Gelet op het koninklijk besluit van 6 mei 1998 tot vaststelling van de weddenschalen verbonden aan de bijzondere graden van de Rijksdienst voor Arbeidsvoorziening, gewijzigd bij de koninklijke besluiten van 25 juni 1999, 4 december 2001, 7 januari 2003 en 2 september 2004;

Gelet op het koninklijk besluit van 5 september 2002 houdende hervorming van de loopbaan van sommige ambtenaren in de Rijksbesturen, gewijzigd bij de koninklijke besluiten van 28 september 2003, 25 april 2004 en 3 augustus 2004;

Gelet op het advies van de Directieraad van de Rijksdienst voor Arbeidsvoorziening, gegeven op 3 augustus 2004;

Gelet op het advies van het Beheerscomité van de Rijksdienst voor Arbeidsvoorziening, gegeven op 18 november 2004;

Gelet op het gemotiveerd advies van de Regeringscommissaris van Begroting, gegeven op 9 september 2004;

Gelet op de akkoordbevinding van Onze Minister van Begroting, gegeven op 26 november 2004;

Gelet op de akkoordbevinding van Onze Minister van Ambtenarenzaken, gegeven op 21 september 2004;

Gelet op het protocol van het Sectorcomité XX van 21 december 2004;

Gelet op de wetten op de Raad van Staat, gecoördineerd op 12 januari 1973, inzonderheid op artikel 3, § 1, vervangen bij de wet van 4 juli 1989 en gewijzigd bij de wet van 4 augustus 1996;

Gelet op de dringende noodzakelijkheid;

Overwegende dat een radicale verandering van de oriëntatie in het personeelsbeleid één van de peilers van de hervorming van de federale overheidsdienst is en dat de modernisering van de loopbanen van de ambtenaren hiervan een essentieel element uitmaakt;

Overwegende dat de loopbanen van de gemene graden behorende tot de niveaus 4, 3, 2 en 2+ geherstructureerd werden door de bepalingen vervat in het koninklijk besluit van 5 september 2002 houdende hervorming van de loopbaan van sommige ambtenaren in de Rijksbesturen;

Overwegende dat die hervorming ook de integratie in de nieuwe gemene loopbanen vereist van de bijzondere graden van niveau 2+ bij de Rijksdienst voor Arbeidsvoorziening;

Overwegende dat die hervorming zo spoedig mogelijk moet worden uitgevoerd aangezien de kans moet gegeven worden aan de titularissen van de voormalige bijzondere graden om te kunnen deelnemen aan de competentiemetingen in 2004 en aangezien elke vertraging in deze zowel de belangen van de betrokken personeelsleden als de optimale werking van de instelling zouden kunnen schaden;

Op voordracht van Onze Minister van Werk, Hebben Wij besloten en besluiten Wij : HOOFDSTUK I. - Integratie van de ambtenaren van niveau 2+ in niveau B

Artikel 1.De volgende graden worden geschrapt bij de Rijksdienst voor Arbeidsvoorziening : - in rang 26 : assistent voor de werkgelegenheid; - in rang 28 : de eerstaanwezend assistent voor de werkgelegenheid.
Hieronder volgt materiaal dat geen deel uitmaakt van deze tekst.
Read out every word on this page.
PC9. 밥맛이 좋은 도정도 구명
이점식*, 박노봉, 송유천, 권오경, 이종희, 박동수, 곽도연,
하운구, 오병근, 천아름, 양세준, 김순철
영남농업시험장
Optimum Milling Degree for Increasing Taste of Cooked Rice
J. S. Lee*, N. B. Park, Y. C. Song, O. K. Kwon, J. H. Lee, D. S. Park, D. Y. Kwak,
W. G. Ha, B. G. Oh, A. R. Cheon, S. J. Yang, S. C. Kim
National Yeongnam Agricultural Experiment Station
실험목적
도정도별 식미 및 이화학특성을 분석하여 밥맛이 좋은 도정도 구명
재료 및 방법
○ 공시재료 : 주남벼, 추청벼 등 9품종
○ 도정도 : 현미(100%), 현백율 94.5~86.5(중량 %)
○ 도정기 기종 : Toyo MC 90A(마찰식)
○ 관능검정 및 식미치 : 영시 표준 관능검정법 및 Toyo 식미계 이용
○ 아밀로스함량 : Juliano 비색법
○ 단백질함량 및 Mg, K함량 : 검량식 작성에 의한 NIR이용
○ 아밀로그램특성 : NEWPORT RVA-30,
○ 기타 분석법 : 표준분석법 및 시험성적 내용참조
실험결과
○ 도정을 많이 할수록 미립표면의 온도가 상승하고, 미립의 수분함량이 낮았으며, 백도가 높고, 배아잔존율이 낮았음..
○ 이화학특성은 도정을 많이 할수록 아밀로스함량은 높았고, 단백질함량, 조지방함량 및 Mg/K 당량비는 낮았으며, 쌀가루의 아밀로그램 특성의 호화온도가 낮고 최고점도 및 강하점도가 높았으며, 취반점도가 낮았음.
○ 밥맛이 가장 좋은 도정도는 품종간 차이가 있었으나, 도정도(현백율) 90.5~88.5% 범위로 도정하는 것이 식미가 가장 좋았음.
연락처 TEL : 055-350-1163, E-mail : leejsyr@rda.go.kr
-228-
Art. 2.§ 1. De ambtenaren die op 1 oktober 2002 titularis zijn van de geschrapte graad van assistent voor de werkgelegenheid, worden ambtshalve benoemd in de graad van administratief deskundige. § 2. Voor de berekening van de graadanciënniteit van de ambtenaren benoemd krachtens § 1, worden de diensten gepresteerd in de geschrapte graad waarvan zij titularis waren, in aanmerking genomen.

De anciënniteit verworven in niveau 2+ wordt geacht verworven te zijn in niveau B. § 3. De in § 1 bedoelde ambtenaren kunnen deelnemen aan competentiemeting 1.

Art. 3.§ 1.- De in artikel 2, § 1, bedoelde ambtenaren worden ingeschaald in de weddenschaal verbonden aan hun nieuwe graad overeenkomstig de bijlage 1 bij dit besluit. § 2. De ambtenaren bekomen in de weddenschaal BA1 de wedde gelijk aan of onmiddellijk hoger dan de wedde die ze genoten in hun oude graad.

De nuttige anciënniteit van deze ambtenaren wordt vastgesteld op basis van het resultaat van hun inschaling.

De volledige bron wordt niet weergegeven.